On April 19, the controversial University of Toronto professor-turned public intellectual Jordan Peterson will face off against famed Slovenian philosopher Slavoj Žižek for a debate entitled “Happiness: Capitalism vs. Marxism.”
Both men represent opposing ideologies, with Peterson leaning towards the conservative right and identifying more or less as a “Cultural Christian,” whist Žižek, an atheist and Marxist who’s been coined “the most dangerous philosopher in the West,” resides in the realm of Bernie Sanders and far-left ideas in terms of American politics.
The event is scheduled to take place at the Sony Centre in Toronto, Ontario, Canada and tickets have sold out since the official date was announced earlier this year.
The debate had spent several months in the making as the two threw verbal jabs at each other over the course of 2018, with Žižek throwing the first punch when he referred to Peterson as his “enemy” and dismissing his ideas as “pseudo-scientific” during an onstage conversation he had at a Cambridge Union event.
Peterson took to Twitter, stating that he would debate Žižek “any time, any place” after he spent some time trying to argue with the philosopher by tweeting at a profile baring Žižek’s name before Peterson eventually realized that he had been communicating with a fan-made quote bot account.
Rising to fame in 2017 as a torchbearer of free speech and critic of “Cultural Marxism,” Jordan Peterson has become a household name for those who oppose PC culture, feminism and the notion of “white privilege.” His 2018 book, “12 Rules for Life: An Antidote to Chaos, ” quickly became a best-seller.
Peterson, along with other prominent right-leaning figures on YouTube, has been considered by some to be a gateway to the alt-right, the Neo-Nazi fringe element that rose to prominence in 2016 and has currently seized their own alternate reality rabbit hole on YouTube.
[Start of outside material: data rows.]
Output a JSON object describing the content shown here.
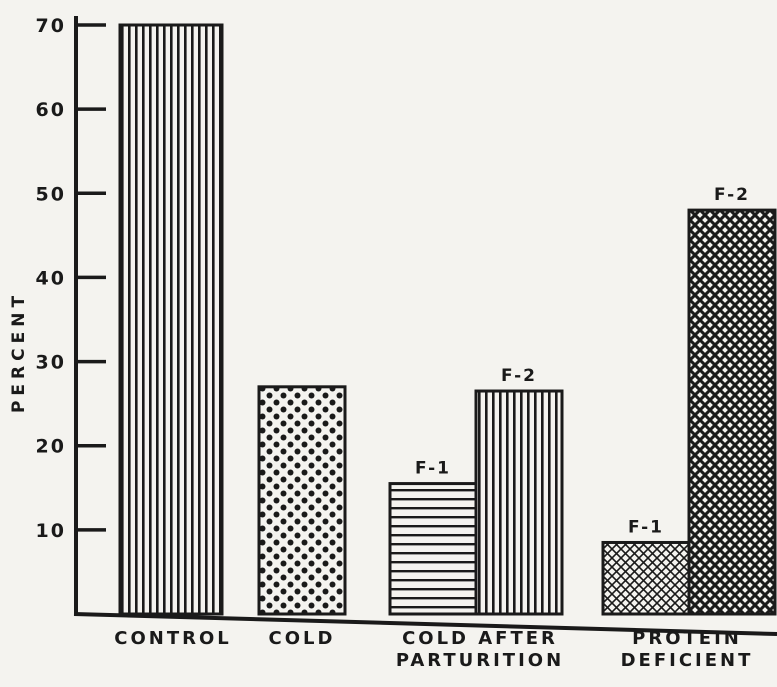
{
  "chart_data": {
    "type": "bar",
    "title": "",
    "xlabel": "",
    "ylabel": "PERCENT",
    "ylim": [
      0,
      70
    ],
    "yticks": [
      10,
      20,
      30,
      40,
      50,
      60,
      70
    ],
    "groups": [
      {
        "label_lines": [
          "CONTROL"
        ],
        "bars": [
          {
            "label": "",
            "value": 70,
            "pattern": "vertical-lines"
          }
        ]
      },
      {
        "label_lines": [
          "COLD"
        ],
        "bars": [
          {
            "label": "",
            "value": 27,
            "pattern": "dots"
          }
        ]
      },
      {
        "label_lines": [
          "COLD AFTER",
          "PARTURITION"
        ],
        "bars": [
          {
            "label": "F-1",
            "value": 15.5,
            "pattern": "horizontal-lines"
          },
          {
            "label": "F-2",
            "value": 26.5,
            "pattern": "vertical-lines"
          }
        ]
      },
      {
        "label_lines": [
          "PROTEIN",
          "DEFICIENT"
        ],
        "bars": [
          {
            "label": "F-1",
            "value": 8.5,
            "pattern": "crosshatch-light"
          },
          {
            "label": "F-2",
            "value": 48,
            "pattern": "crosshatch-dark"
          }
        ]
      }
    ],
    "grid": false,
    "legend": "none",
    "colors": {
      "ink": "#1a1a1a",
      "paper": "#f4f3ef"
    }
  }
}
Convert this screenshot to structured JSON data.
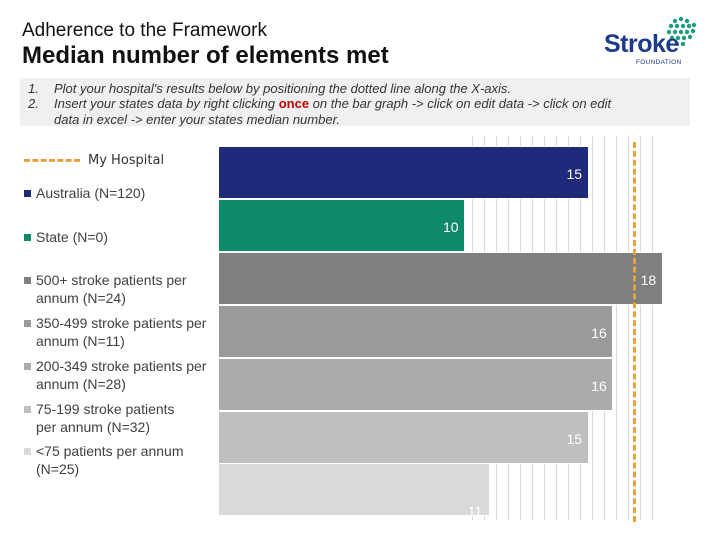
{
  "header": {
    "subtitle": "Adherence to the Framework",
    "title": "Median number of elements met"
  },
  "logo": {
    "word": "Stroke",
    "tagline": "FOUNDATION"
  },
  "instructions": {
    "items": [
      {
        "num": "1.",
        "text": "Plot your hospital's results below by positioning the dotted line along the X-axis."
      },
      {
        "num": "2.",
        "text_before": "Insert your states data by right clicking ",
        "emphasis": "once",
        "text_after": " on the bar graph -> click on edit data -> click on edit"
      }
    ],
    "continuation": "data in excel -> enter your states median number."
  },
  "chart_data": {
    "type": "bar",
    "orientation": "horizontal",
    "x_unit": "elements met",
    "categories": [
      "Australia (N=120)",
      "State (N=0)",
      "500+ stroke patients per annum (N=24)",
      "350-499 stroke patients per annum (N=11)",
      "200-349 stroke patients per annum (N=28)",
      "75-199 stroke patients per annum (N=32)",
      "<75 patients per annum (N=25)"
    ],
    "values": [
      15,
      10,
      18,
      16,
      16,
      15,
      11
    ],
    "colors": [
      "#1f2a7a",
      "#0e8a6a",
      "#7f7f7f",
      "#9a9a9a",
      "#ababab",
      "#bfbfbf",
      "#d9d9d9"
    ],
    "xlim": [
      0,
      18
    ],
    "grid": true,
    "reference_line": {
      "name": "My Hospital",
      "value": 16.8,
      "color": "#e8a33c",
      "style": "dashed"
    },
    "legend": {
      "placement": "left",
      "entries": [
        "Australia (N=120)",
        "State (N=0)",
        "500+ stroke patients per annum (N=24)",
        "350-499 stroke patients per annum (N=11)",
        "200-349 stroke patients per annum (N=28)",
        "75-199 stroke patients per annum (N=32)",
        "<75 patients per annum (N=25)"
      ],
      "marker_colors": [
        "#1f2a7a",
        "#0e8a6a",
        "#7f7f7f",
        "#9a9a9a",
        "#ababab",
        "#bfbfbf",
        "#d9d9d9"
      ],
      "label_colors": [
        "#404040",
        "#404040",
        "#404040",
        "#404040",
        "#404040",
        "#404040",
        "#404040"
      ]
    }
  }
}
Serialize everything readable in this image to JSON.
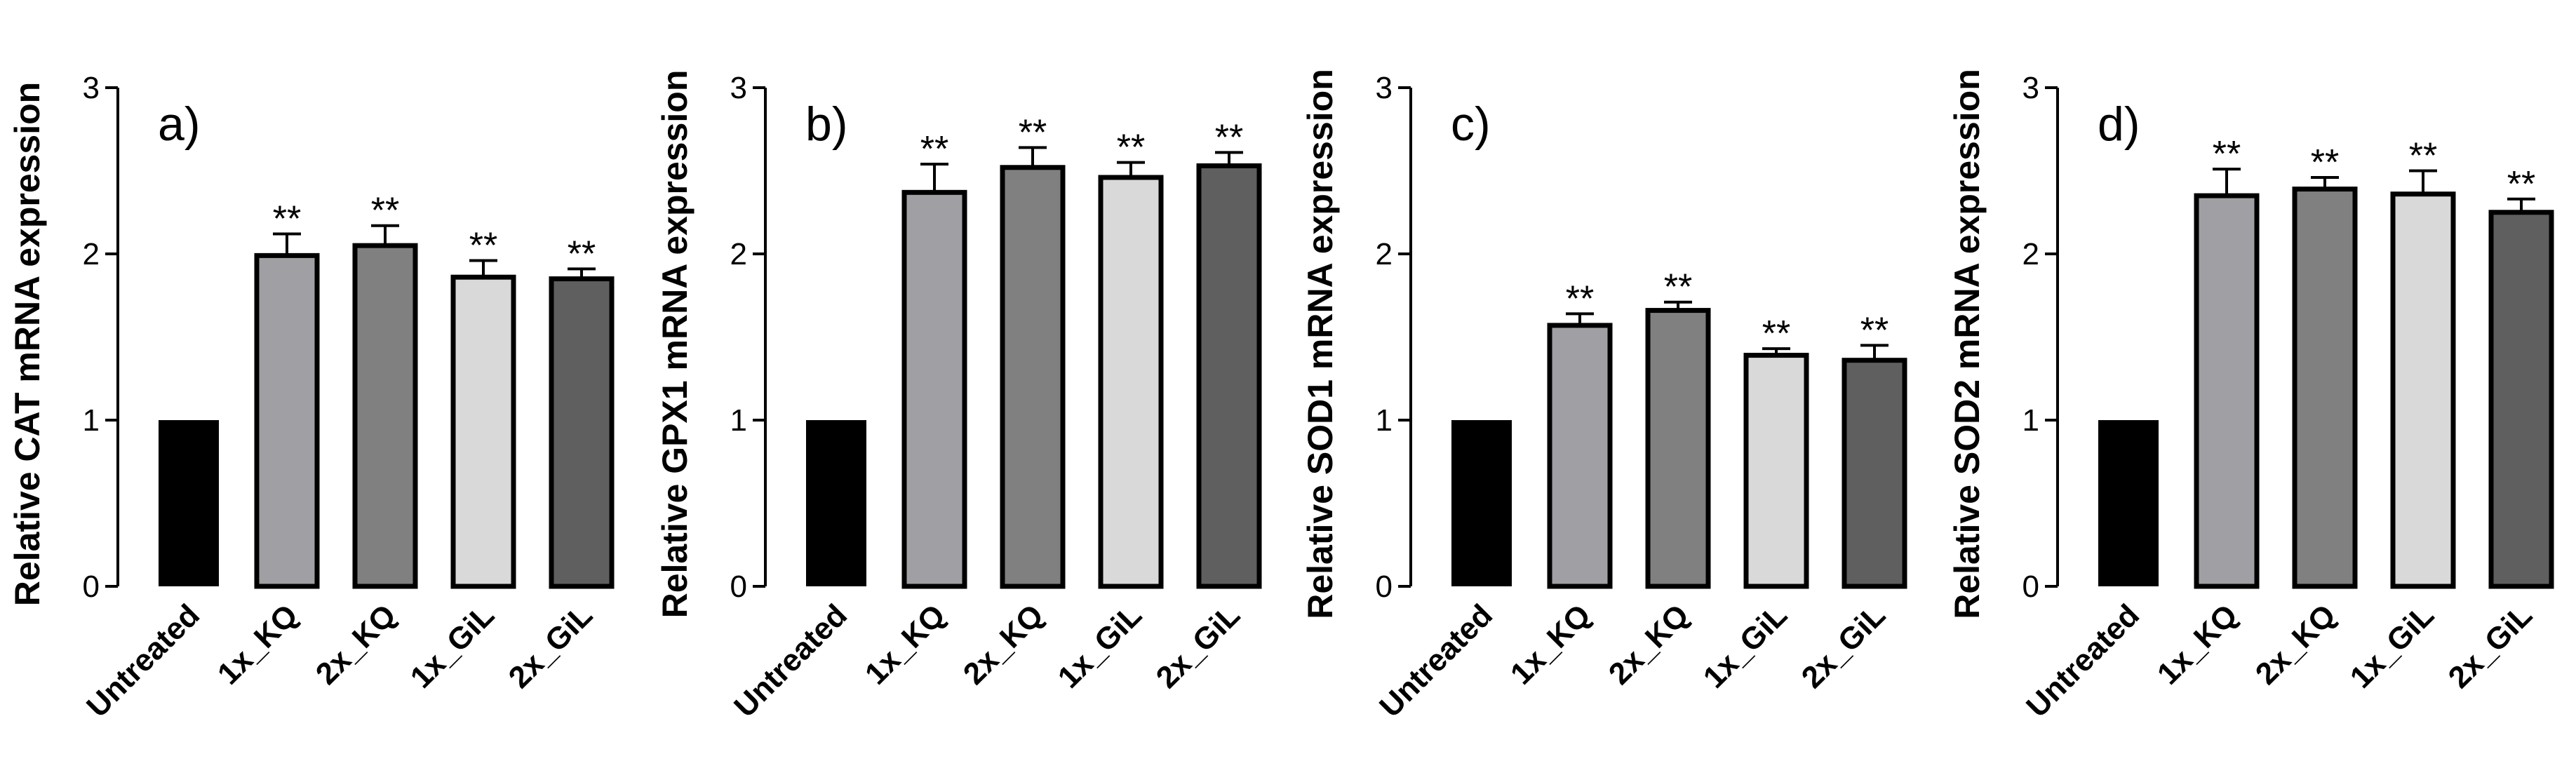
{
  "chart_data": [
    {
      "type": "bar",
      "panel_label": "a)",
      "title": "",
      "xlabel": "",
      "ylabel": "Relative CAT mRNA expression",
      "ylim": [
        0,
        3
      ],
      "yticks": [
        "0",
        "1",
        "2",
        "3"
      ],
      "categories": [
        "Untreated",
        "1x_KQ",
        "2x_KQ",
        "1x_GiL",
        "2x_GiL"
      ],
      "values": [
        1.0,
        1.99,
        2.05,
        1.86,
        1.85
      ],
      "errors": [
        0,
        0.13,
        0.12,
        0.1,
        0.06
      ],
      "significance": [
        "",
        "**",
        "**",
        "**",
        "**"
      ],
      "colors": [
        "#000000",
        "#a0a0a4",
        "#808080",
        "#d9d9d9",
        "#5f5f5f"
      ]
    },
    {
      "type": "bar",
      "panel_label": "b)",
      "title": "",
      "xlabel": "",
      "ylabel": "Relative GPX1 mRNA expression",
      "ylim": [
        0,
        3
      ],
      "yticks": [
        "0",
        "1",
        "2",
        "3"
      ],
      "categories": [
        "Untreated",
        "1x_KQ",
        "2x_KQ",
        "1x_GiL",
        "2x_GiL"
      ],
      "values": [
        1.0,
        2.37,
        2.52,
        2.46,
        2.53
      ],
      "errors": [
        0,
        0.17,
        0.12,
        0.09,
        0.08
      ],
      "significance": [
        "",
        "**",
        "**",
        "**",
        "**"
      ],
      "colors": [
        "#000000",
        "#a0a0a4",
        "#808080",
        "#d9d9d9",
        "#5f5f5f"
      ]
    },
    {
      "type": "bar",
      "panel_label": "c)",
      "title": "",
      "xlabel": "",
      "ylabel": "Relative SOD1 mRNA expression",
      "ylim": [
        0,
        3
      ],
      "yticks": [
        "0",
        "1",
        "2",
        "3"
      ],
      "categories": [
        "Untreated",
        "1x_KQ",
        "2x_KQ",
        "1x_GiL",
        "2x_GiL"
      ],
      "values": [
        1.0,
        1.57,
        1.66,
        1.39,
        1.36
      ],
      "errors": [
        0,
        0.07,
        0.05,
        0.04,
        0.09
      ],
      "significance": [
        "",
        "**",
        "**",
        "**",
        "**"
      ],
      "colors": [
        "#000000",
        "#a0a0a4",
        "#808080",
        "#d9d9d9",
        "#5f5f5f"
      ]
    },
    {
      "type": "bar",
      "panel_label": "d)",
      "title": "",
      "xlabel": "",
      "ylabel": "Relative SOD2 mRNA expression",
      "ylim": [
        0,
        3
      ],
      "yticks": [
        "0",
        "1",
        "2",
        "3"
      ],
      "categories": [
        "Untreated",
        "1x_KQ",
        "2x_KQ",
        "1x_GiL",
        "2x_GiL"
      ],
      "values": [
        1.0,
        2.35,
        2.39,
        2.36,
        2.25
      ],
      "errors": [
        0,
        0.16,
        0.07,
        0.14,
        0.08
      ],
      "significance": [
        "",
        "**",
        "**",
        "**",
        "**"
      ],
      "colors": [
        "#000000",
        "#a0a0a4",
        "#808080",
        "#d9d9d9",
        "#5f5f5f"
      ]
    }
  ]
}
Žižek, with his perpetually disheveled appearance and thick accent that can be unintelligible to those hearing it for the first time, looks less like a brilliant academic who’s spent the bulk of his life fiercely critiquing capitalism along with writing a slew of books analyzing philosophy, sociology and politics and more like a shabby drifter.
The Slovenian gained fame during the eighties as he presented an image that was far removed from the highbrow, tweed-wearing snobs populating his profession, setting himself apart by mixing in complex philosophical ideas and social theories with crude jokes and by maintaining a non-pretentious personality.
The event will also be aired on a live stream at petersonvszizek.com and those looking to view it will be charged $14.95.
I, for one, will be rooting for Žižek and anticipate the day it gets uploaded to YouTube.